I think those bills would bring competition back into the health care marketplace lowering costs across the nation. It seems evidently true for Medicare part ‘C’ and part ‘D’. Congress could take a year or more to examine the structure of subsidies enabling those in the second and third quintile of income purchase a health plan within their budget. The first quintile of income is covered by Medicaid. The fourth and fifth quintile of income represents professionals of which I am one.
I find it just a bit ironic that Nate would gleefully support #6 especially given how he decries any time the gov’t tries to lay down any sort of regulation coaxing certain types of behavior change/modification among individuals.
So Nate, it is not o.k. for the gov’t to change people’s behavior (e.g., you ragged on the idea of an excise tax on soda if I recall correctly) yet you support the right of an employer/insurer to potentially mandate people’s basic behaviors including their exercise and dietary habits?
Do you have any idea just how much “accountability” adds to the price of health care? A ton! Everyone promises accountability so it looks like the public funds are being spent wisely. BS!!
The only way to cut costs is to decrease demand. Right now there is unbridled demand for unnecessay care. This is entirely discretionary on the part of the patient. Well, insurance should not cover discretionary care. It never did prior to the HMO era when people prepaid for care they did not need. Eventually they started “needing” it because they could get it for nothing. Now people can’t even take care of a cold without a doctor holding their hand.
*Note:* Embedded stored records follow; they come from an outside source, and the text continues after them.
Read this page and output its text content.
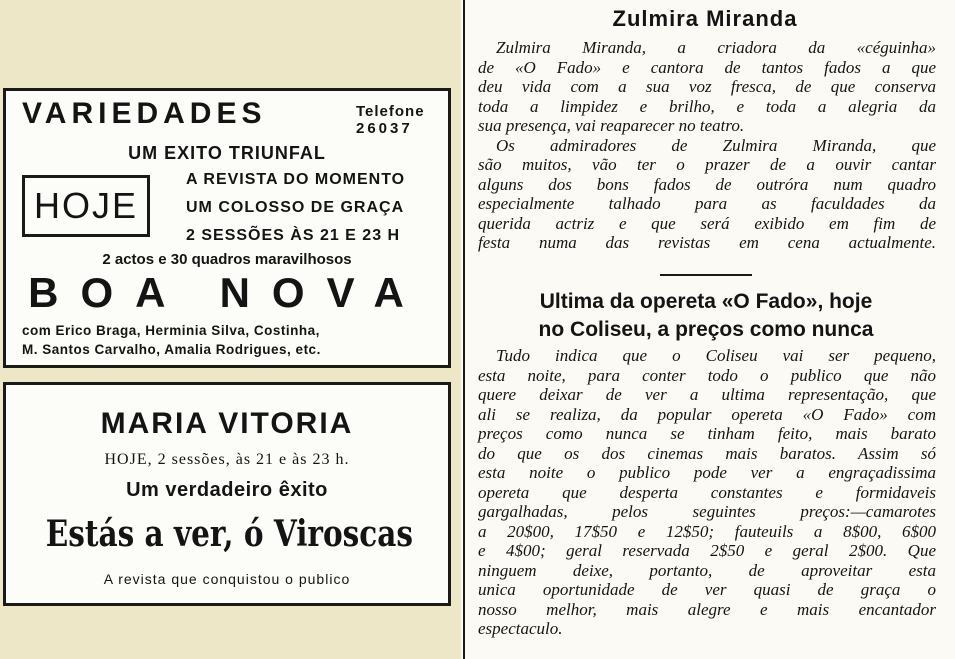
VARIEDADES	Telefone
26037
UM EXITO TRIUNFAL
HOJE
A REVISTA DO MOMENTO
UM COLOSSO DE GRAÇA
2 SESSÕES ÀS 21 E 23 H
2 actos e 30 quadros maravilhosos
BOA NOVA
com Erico Braga, Herminia Silva, Costinha,
M. Santos Carvalho, Amalia Rodrigues, etc.
MARIA VITORIA
HOJE, 2 sessões, às 21 e às 23 h.
Um verdadeiro êxito
Estás a ver, ó Viroscas
A revista que conquistou o publico
Zulmira Miranda
Zulmira Miranda, a criadora da «céguinha»
de «O Fado» e cantora de tantos fados a que
deu vida com a sua voz fresca, de que conserva
toda a limpidez e brilho, e toda a alegria da
sua presença, vai reaparecer no teatro.
Os admiradores de Zulmira Miranda, que
são muitos, vão ter o prazer de a ouvir cantar
alguns dos bons fados de outróra num quadro
especialmente talhado para as faculdades da
querida actriz e que será exibido em fim de
festa numa das revistas em cena actualmente.
Ultima da opereta «O Fado», hoje
no Coliseu, a preços como nunca
Tudo indica que o Coliseu vai ser pequeno,
esta noite, para conter todo o publico que não
quere deixar de ver a ultima representação, que
ali se realiza, da popular opereta «O Fado» com
preços como nunca se tinham feito, mais barato
do que os dos cinemas mais baratos. Assim só
esta noite o publico pode ver a engraçadissima
opereta que desperta constantes e formidaveis
gargalhadas, pelos seguintes preços:—camarotes
a 20$00, 17$50 e 12$50; fauteuils a 8$00, 6$00
e 4$00; geral reservada 2$50 e geral 2$00. Que
ninguem deixe, portanto, de aproveitar esta
unica oportunidade de ver quasi de graça o
nosso melhor, mais alegre e mais encantador
espectaculo.
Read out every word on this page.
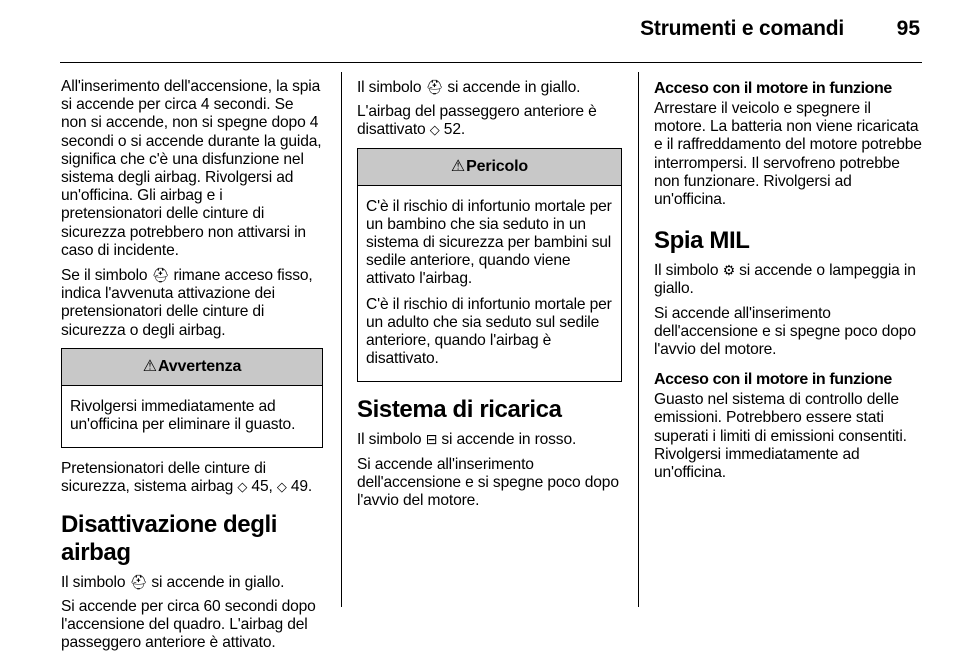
Strumenti e comandi	95

All'inserimento dell'accensione, la spia si accende per circa 4 secondi. Se non si accende, non si spegne dopo 4 secondi o si accende durante la guida, significa che c'è una disfunzione nel sistema degli airbag. Rivolgersi ad un'officina. Gli airbag e i pretensionatori delle cinture di sicurezza potrebbero non attivarsi in caso di incidente.

Se il simbolo ⛑ rimane acceso fisso, indica l'avvenuta attivazione dei pretensionatori delle cinture di sicurezza o degli airbag.

⚠ Avvertenza

Rivolgersi immediatamente ad un'officina per eliminare il guasto.

Pretensionatori delle cinture di sicurezza, sistema airbag ◇ 45, ◇ 49.

Disattivazione degli airbag

Il simbolo ⛑ si accende in giallo.

Si accende per circa 60 secondi dopo l'accensione del quadro. L'airbag del passeggero anteriore è attivato.

Il simbolo ⛑ si accende in giallo.

L'airbag del passeggero anteriore è disattivato ◇ 52.

⚠ Pericolo

C'è il rischio di infortunio mortale per un bambino che sia seduto in un sistema di sicurezza per bambini sul sedile anteriore, quando viene attivato l'airbag.

C'è il rischio di infortunio mortale per un adulto che sia seduto sul sedile anteriore, quando l'airbag è disattivato.

Sistema di ricarica

Il simbolo ⊟ si accende in rosso.

Si accende all'inserimento dell'accensione e si spegne poco dopo l'avvio del motore.

Acceso con il motore in funzione

Arrestare il veicolo e spegnere il motore. La batteria non viene ricaricata e il raffreddamento del motore potrebbe interrompersi. Il servofreno potrebbe non funzionare. Rivolgersi ad un'officina.

Spia MIL

Il simbolo ⚙ si accende o lampeggia in giallo.

Si accende all'inserimento dell'accensione e si spegne poco dopo l'avvio del motore.

Acceso con il motore in funzione

Guasto nel sistema di controllo delle emissioni. Potrebbero essere stati superati i limiti di emissioni consentiti. Rivolgersi immediatamente ad un'officina.
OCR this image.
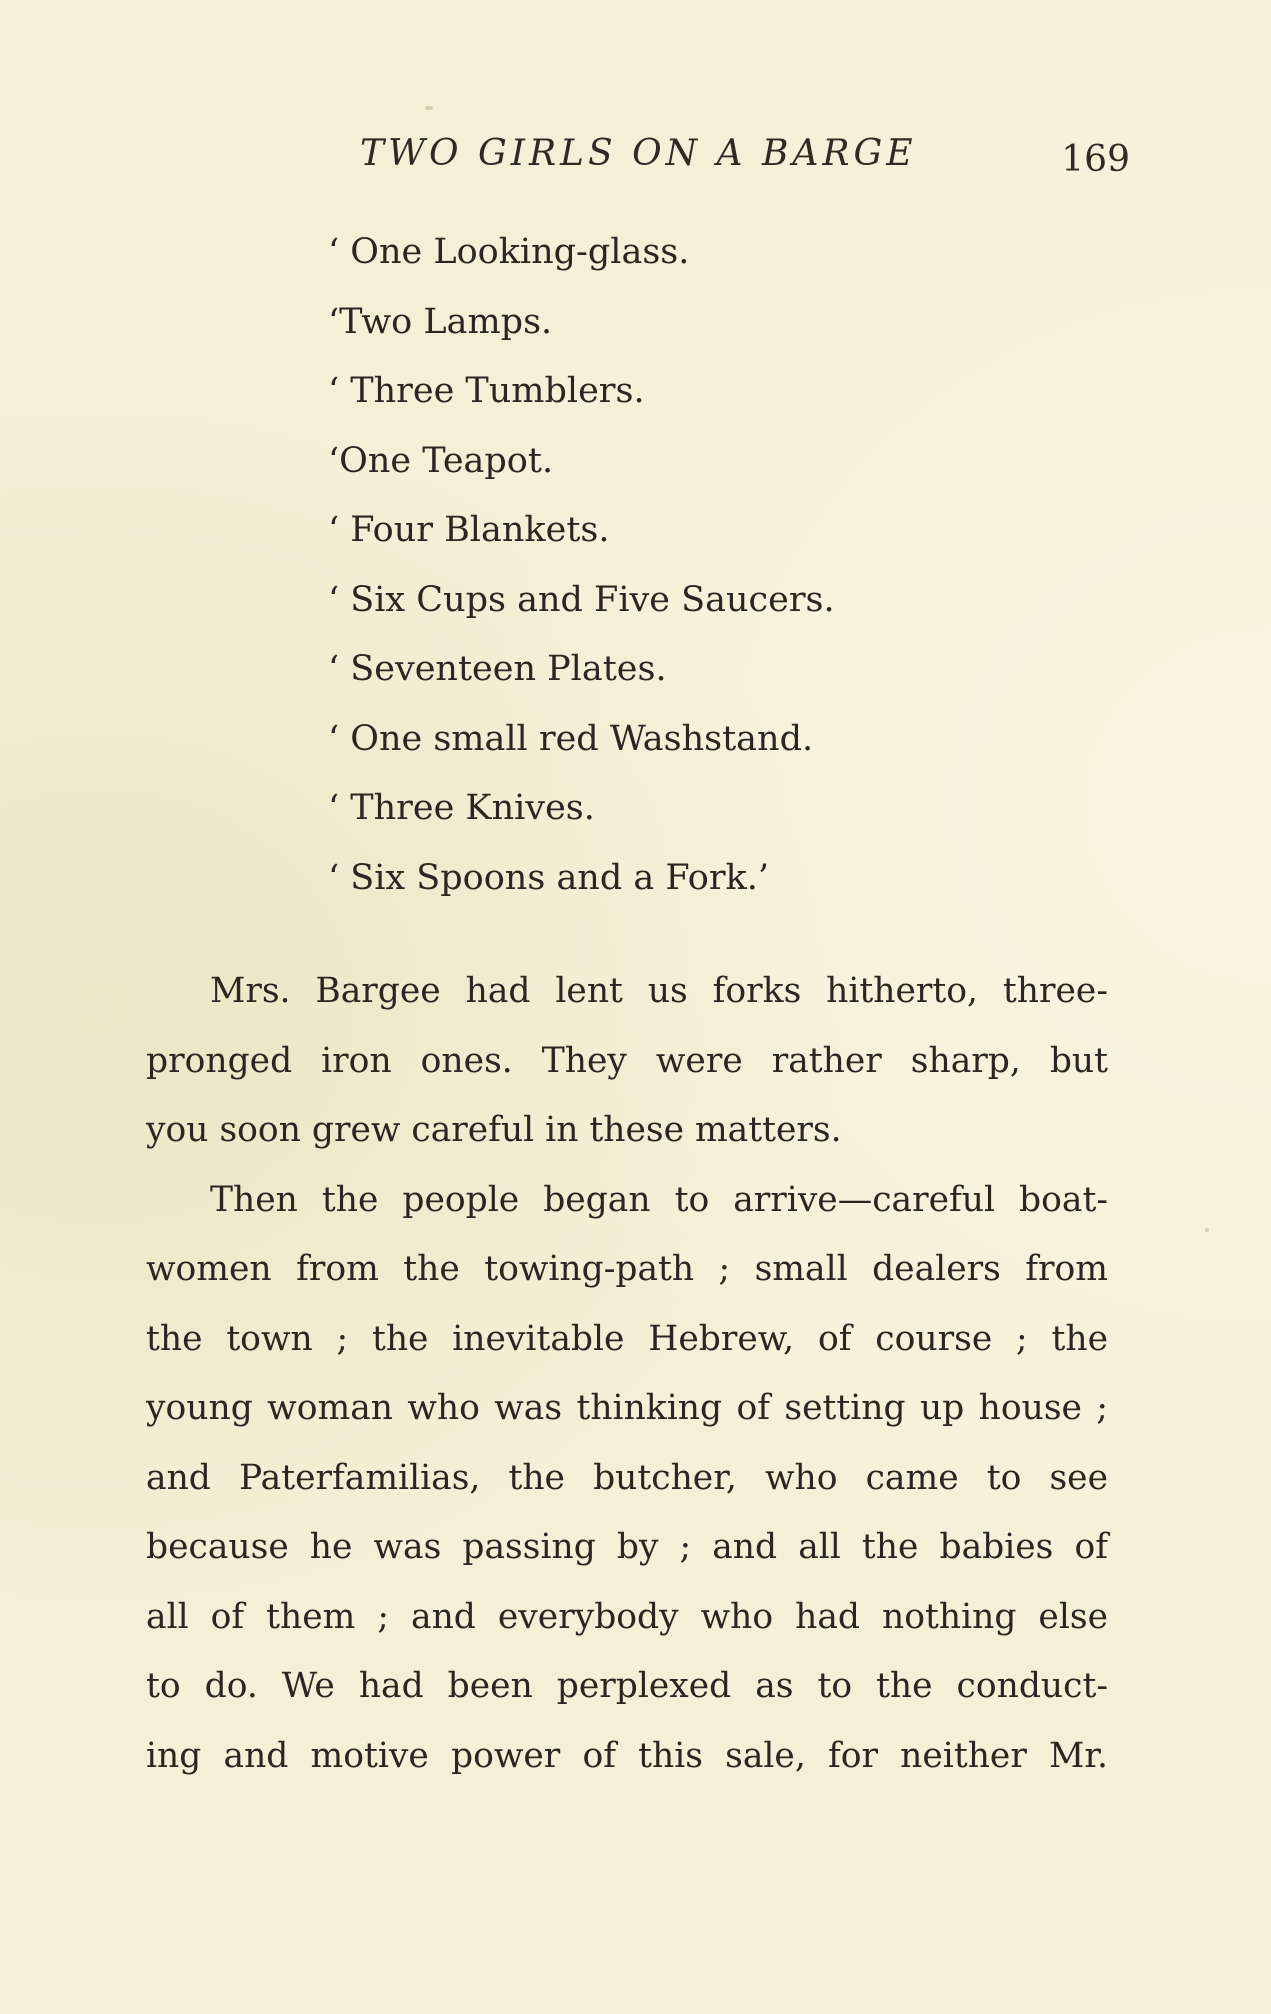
TWO GIRLS ON A BARGE	169
‘ One Looking-glass.
‘Two Lamps.
‘ Three Tumblers.
‘One Teapot.
‘ Four Blankets.
‘ Six Cups and Five Saucers.
‘ Seventeen Plates.
‘ One small red Washstand.
‘ Three Knives.
‘ Six Spoons and a Fork.’
Mrs. Bargee had lent us forks hitherto, three-
pronged iron ones. They were rather sharp, but
you soon grew careful in these matters.
Then the people began to arrive—careful boat-
women from the towing-path ; small dealers from
the town ; the inevitable Hebrew, of course ; the
young woman who was thinking of setting up house ;
and Paterfamilias, the butcher, who came to see
because he was passing by ; and all the babies of
all of them ; and everybody who had nothing else
to do. We had been perplexed as to the conduct-
ing and motive power of this sale, for neither Mr.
At the same time, doctors no longer send home the entirely normal kid with a head bonk without a CT scan. There is no reason for the parent not to demand and expect one (because it costs them nothing),and there is no reason for the doc to be his own liability insurance carrier and take on the risk of not doing one (because to lose that bet costs plenty.) Now there are guidelines to predict who does not need a CT scan. Those guidelines will be of no value in court when the kid actually has an injury and suffers because of “failure to diagnose” his bleed.
There is no free lunch. There is no free healthcare. You can’t tax us into prosperity and you can’t borrow us into budget surplus. No amount of free health care will make your life happier. A whole lot less government would make everyone happier and save money for healthcare..,.private health care.
Mr. Waxman, you forgot 7. Set provider reimbursements 8. Allow Medicare and any public option to negotiate drug prices 9. Set universal budgets. But wait, isn’t that a single-pay system, yes it is, the only solution in the end.
costs can be cut and quality improved simultaneously
TRUE-BUT A VERY HARD SELL AND YEARS OF PATIENCE TO SEE BENEFITS
A public option will force some of this because the insane and perverse incentives for constantly increasing profitability will be tamped down.
Dr. Rick Lippin
Southampton,Pa
3. After sitting through a session on EHR why in the world would anyone want to create these let alone accept them? As a payor I don’t want to ever touch an EHR, even with best pratices and the best intent in the world it is only a matter of time till humans do what humans do and some information is exposed. Even if nothing is done with that exposure and no harm results it would be enough to bankrupt a company. Same for the red flag rules that can be applied to payors. Instead of being on the cutting edge of adapting this due to government over regualtion we will fight it as long as we can.
6. This is a good idea, are they going to repeal GINA and reign in EEOC and ADA so we can actually do it?
The only road block to affordable insurance and healthcare is the government. After today I think we are one step closer to burning down the one we got.